When it comes to some of the other action that takes place at City Hall, French doesn’t hesitate to express frustration.
“One of the things that drives me nuts — and this is something where I sometimes lose [it] at the Board of Aldermen — is seeing so much money being wasted,” French says, touching on what he considers a problematic, top-down approach to development. “Nothing drives me crazier than seeing money being wasted. So when I see this McKee thing, and he got $43 million, and nothing was built? That pisses me off, because with our program [North Campus], we operate on $50,000 a month. And what we’re able to do on $50,000 a month? Oh my goodness.” (Paul McKee is a developer who received tax credits in the purchase of land in St. Louis.)
Traveling around his 21st Ward, French frequently pulls over to the side of the road in order to discuss a particular property. Abandoned school buildings, empty lots, dilapidated churches — he points out more than a few during the tour, but there’s a hopefulness about many of the stops.
On one block, an old boxing gym has been transformed into The Learning Center, one of several North Campus locations that provide afterschool mentoring, tutoring and enrichment to more than 150 area children elementary through high school age. Elsewhere, a handful of empty lots have been acquired by the nonprofit with an eye toward becoming Lots of Learning, which may range from community gardens to outdoor performance areas. And just this spring, the organization bought several long-vacant school buildings, including one where French himself went to grade school.
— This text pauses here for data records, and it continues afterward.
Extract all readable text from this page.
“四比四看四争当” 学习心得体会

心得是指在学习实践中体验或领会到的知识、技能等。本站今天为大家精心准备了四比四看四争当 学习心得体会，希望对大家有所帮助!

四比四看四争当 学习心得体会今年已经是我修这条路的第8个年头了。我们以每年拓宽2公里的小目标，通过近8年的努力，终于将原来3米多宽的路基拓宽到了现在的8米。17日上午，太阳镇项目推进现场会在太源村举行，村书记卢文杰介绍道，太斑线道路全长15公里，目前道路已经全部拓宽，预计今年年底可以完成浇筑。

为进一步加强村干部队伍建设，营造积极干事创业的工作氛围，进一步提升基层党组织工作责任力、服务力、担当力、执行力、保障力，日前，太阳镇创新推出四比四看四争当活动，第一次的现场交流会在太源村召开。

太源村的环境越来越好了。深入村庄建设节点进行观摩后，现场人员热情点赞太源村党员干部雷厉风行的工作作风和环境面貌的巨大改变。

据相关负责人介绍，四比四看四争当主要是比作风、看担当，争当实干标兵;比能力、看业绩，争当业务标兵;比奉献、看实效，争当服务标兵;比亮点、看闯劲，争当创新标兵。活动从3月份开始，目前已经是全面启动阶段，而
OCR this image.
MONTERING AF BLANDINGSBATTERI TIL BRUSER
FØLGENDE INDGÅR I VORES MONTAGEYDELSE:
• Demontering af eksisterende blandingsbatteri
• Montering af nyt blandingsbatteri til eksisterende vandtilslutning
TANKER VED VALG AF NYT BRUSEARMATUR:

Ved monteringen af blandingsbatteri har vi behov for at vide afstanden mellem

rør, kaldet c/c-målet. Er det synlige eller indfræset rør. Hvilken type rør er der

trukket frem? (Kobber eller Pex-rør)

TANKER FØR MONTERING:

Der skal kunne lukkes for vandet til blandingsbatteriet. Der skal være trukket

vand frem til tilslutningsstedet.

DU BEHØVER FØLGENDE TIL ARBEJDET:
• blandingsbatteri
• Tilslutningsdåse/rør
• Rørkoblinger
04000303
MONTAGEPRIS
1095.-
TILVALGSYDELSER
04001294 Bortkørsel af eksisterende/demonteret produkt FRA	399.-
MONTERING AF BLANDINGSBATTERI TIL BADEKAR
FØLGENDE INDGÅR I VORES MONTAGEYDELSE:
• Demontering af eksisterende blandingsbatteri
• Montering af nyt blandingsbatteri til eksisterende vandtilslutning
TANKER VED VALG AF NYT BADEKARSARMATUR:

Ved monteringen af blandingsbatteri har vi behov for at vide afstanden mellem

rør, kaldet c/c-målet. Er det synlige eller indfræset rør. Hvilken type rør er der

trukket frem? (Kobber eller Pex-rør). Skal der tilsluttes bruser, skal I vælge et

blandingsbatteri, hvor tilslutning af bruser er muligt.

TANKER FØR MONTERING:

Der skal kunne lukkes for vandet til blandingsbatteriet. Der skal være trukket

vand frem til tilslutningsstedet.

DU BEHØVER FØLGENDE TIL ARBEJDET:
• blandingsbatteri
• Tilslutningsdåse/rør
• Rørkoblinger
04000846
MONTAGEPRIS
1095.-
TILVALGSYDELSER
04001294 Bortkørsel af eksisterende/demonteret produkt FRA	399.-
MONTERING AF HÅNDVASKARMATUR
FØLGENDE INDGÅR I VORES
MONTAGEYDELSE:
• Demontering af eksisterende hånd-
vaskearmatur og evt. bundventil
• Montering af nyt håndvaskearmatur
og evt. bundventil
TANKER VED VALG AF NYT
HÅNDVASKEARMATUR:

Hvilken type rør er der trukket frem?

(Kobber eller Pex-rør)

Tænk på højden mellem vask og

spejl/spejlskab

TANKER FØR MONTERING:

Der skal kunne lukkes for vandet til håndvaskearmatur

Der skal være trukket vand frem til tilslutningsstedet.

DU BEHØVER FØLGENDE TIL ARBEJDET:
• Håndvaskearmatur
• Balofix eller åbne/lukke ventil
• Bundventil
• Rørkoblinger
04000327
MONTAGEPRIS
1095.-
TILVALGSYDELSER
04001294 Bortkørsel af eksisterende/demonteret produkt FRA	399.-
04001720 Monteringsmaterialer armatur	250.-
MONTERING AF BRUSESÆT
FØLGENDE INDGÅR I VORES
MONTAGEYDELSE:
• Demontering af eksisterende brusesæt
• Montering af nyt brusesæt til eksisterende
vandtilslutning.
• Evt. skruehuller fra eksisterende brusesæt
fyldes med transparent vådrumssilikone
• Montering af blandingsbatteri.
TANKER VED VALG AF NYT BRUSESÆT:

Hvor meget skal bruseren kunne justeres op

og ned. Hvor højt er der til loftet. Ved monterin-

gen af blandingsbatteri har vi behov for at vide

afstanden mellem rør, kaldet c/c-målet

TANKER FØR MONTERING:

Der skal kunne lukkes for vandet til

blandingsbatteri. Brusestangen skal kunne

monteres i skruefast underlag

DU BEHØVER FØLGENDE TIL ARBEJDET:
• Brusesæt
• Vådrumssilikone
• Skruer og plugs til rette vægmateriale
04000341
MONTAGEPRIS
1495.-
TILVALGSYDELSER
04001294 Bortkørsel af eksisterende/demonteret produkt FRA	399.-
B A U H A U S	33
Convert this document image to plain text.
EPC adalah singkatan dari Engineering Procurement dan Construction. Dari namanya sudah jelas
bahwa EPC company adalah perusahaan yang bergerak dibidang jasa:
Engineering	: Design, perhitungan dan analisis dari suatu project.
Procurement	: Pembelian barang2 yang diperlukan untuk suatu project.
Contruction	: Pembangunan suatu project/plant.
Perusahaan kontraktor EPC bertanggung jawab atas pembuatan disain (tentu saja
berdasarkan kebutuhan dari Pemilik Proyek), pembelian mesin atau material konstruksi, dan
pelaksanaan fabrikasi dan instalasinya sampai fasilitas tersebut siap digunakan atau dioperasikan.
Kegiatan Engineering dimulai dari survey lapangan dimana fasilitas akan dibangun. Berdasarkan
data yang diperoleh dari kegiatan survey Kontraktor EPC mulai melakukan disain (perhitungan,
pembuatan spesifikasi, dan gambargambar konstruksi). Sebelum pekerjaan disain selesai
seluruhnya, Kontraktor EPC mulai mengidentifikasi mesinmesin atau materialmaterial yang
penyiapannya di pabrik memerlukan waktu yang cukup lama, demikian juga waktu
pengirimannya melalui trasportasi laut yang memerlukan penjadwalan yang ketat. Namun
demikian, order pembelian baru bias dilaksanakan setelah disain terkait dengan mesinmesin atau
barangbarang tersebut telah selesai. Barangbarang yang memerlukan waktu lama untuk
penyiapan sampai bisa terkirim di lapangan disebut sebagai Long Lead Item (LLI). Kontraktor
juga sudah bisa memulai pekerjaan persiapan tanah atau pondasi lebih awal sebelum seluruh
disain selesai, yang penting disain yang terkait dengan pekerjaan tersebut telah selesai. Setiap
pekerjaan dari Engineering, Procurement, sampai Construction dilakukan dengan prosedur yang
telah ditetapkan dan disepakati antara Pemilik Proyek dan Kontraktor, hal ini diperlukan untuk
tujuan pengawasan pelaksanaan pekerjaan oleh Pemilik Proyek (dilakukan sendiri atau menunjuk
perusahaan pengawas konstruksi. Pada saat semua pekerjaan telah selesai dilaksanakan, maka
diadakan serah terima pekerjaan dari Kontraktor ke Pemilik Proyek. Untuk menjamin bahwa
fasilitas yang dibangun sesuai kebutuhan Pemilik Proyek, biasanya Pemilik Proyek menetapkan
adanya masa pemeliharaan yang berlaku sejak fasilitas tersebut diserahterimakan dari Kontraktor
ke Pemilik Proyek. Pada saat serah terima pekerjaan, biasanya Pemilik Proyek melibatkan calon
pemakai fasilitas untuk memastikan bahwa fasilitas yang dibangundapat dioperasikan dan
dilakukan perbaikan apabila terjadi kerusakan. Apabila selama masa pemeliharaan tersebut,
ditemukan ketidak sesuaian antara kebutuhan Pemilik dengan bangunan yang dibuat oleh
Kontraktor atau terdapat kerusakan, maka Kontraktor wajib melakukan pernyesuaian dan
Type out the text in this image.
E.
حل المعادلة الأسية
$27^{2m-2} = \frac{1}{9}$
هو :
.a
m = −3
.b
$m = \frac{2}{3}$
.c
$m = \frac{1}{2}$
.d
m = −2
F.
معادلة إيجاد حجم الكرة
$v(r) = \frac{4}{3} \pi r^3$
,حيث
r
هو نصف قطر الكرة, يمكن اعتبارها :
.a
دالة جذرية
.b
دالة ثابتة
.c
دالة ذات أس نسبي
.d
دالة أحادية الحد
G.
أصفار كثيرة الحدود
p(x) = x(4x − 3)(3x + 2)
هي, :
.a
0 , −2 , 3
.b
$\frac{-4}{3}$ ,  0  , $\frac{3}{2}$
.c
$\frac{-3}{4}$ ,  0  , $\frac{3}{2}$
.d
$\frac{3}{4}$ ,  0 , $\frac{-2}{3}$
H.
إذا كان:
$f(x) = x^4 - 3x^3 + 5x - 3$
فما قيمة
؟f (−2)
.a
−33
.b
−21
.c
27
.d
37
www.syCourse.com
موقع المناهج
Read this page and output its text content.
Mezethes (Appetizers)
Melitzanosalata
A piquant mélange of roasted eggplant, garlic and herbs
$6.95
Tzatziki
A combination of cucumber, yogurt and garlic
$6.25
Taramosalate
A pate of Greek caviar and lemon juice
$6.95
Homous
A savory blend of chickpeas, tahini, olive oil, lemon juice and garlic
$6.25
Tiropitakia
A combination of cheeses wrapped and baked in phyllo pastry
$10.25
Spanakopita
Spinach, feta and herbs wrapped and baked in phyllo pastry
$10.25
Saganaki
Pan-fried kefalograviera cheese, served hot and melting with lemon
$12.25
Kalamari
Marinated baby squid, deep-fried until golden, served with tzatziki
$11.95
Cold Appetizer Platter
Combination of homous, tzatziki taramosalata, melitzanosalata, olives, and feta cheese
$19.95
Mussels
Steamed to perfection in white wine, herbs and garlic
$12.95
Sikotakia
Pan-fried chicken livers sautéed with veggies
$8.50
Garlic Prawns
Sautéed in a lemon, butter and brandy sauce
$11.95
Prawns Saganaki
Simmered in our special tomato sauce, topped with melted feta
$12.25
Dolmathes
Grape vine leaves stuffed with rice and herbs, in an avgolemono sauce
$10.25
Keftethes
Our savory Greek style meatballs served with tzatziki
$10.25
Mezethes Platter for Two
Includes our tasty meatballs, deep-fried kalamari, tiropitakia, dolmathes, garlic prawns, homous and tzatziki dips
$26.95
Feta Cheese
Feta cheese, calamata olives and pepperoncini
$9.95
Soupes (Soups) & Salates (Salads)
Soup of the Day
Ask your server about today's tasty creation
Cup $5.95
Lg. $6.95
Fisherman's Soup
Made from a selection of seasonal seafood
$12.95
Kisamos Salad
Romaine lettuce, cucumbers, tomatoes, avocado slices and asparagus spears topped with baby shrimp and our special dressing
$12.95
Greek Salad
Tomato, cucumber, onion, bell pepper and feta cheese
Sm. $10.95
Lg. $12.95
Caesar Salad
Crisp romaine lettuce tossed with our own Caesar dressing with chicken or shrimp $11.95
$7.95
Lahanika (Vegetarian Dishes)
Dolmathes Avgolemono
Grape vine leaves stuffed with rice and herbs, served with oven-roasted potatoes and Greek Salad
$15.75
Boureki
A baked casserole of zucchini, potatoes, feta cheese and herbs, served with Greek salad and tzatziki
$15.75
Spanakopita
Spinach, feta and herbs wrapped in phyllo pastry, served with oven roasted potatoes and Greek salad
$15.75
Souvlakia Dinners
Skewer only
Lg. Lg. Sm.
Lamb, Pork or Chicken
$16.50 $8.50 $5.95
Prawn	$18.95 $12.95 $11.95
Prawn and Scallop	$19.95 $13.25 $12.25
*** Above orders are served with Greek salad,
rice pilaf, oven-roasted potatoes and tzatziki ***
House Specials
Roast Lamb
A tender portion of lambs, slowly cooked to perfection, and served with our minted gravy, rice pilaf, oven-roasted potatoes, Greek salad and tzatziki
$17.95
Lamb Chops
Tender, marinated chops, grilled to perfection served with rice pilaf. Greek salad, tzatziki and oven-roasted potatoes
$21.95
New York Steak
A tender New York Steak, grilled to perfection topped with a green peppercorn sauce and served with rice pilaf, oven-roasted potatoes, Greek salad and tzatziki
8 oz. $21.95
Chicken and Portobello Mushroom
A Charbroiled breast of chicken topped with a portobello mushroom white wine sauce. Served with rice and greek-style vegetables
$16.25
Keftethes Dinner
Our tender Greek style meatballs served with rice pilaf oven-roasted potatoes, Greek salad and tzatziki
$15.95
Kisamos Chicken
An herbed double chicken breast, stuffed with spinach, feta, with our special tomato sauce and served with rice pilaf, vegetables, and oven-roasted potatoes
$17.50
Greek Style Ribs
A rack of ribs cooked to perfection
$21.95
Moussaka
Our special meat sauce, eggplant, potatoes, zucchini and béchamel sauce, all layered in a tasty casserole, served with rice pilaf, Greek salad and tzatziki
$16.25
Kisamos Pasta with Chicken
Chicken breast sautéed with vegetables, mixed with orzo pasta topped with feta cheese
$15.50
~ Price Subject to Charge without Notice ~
French founded North Campus in 2012 to enhance opportunities for children in his ward. (Photo by Antonio French)
“It’s all about rebuilding this community,” says French, the self-described “chief volunteer” and main fundraiser for the organization. “And so what we are doing with the children is one component of it, but then we are also doing stuff with their families, and we’re also doing stuff with the infrastructure around here and with the buildings and economic development.
“Really at its core, what North Campus recognizes is that it is all the same problem. For too long St. Louis Public Schools has kind of tackled the problem from their perspective, the police department has tackled the problem from their perspective, the various departments of city and state and federal government attack the problem from their perspective, but nobody is, like, coordinating the efforts to all deal with the problem. And that’s what North Campus partnership does.”
French turns down his own block and once again pulls over to the curb. The main maintenance person and groundskeeper for North Campus walks up to the passenger side of the van.
“Hey, you’ve got that boarded up over there?” French asks him.
“I’ve done all of it,” he replies.
“All right, thanks,” French says, going on to explain that several members of the North Campus staff now live on the same block. The organization provides incentives for its diverse full-time employees to truly make the neighborhood home, he says, rather than simply a location they visit to do a job.
In conversation with French, that sense of personal investment in a particular place — and obligation to its future — keeps coming up.
“To actually live in this community is to understand the kids and the families and to know what’s going on and to have an interest in the community, to have an interest in the street being repaved,” he says. “You care about the street being repaved because you drive the street too. You care about that park, because that’s your park.”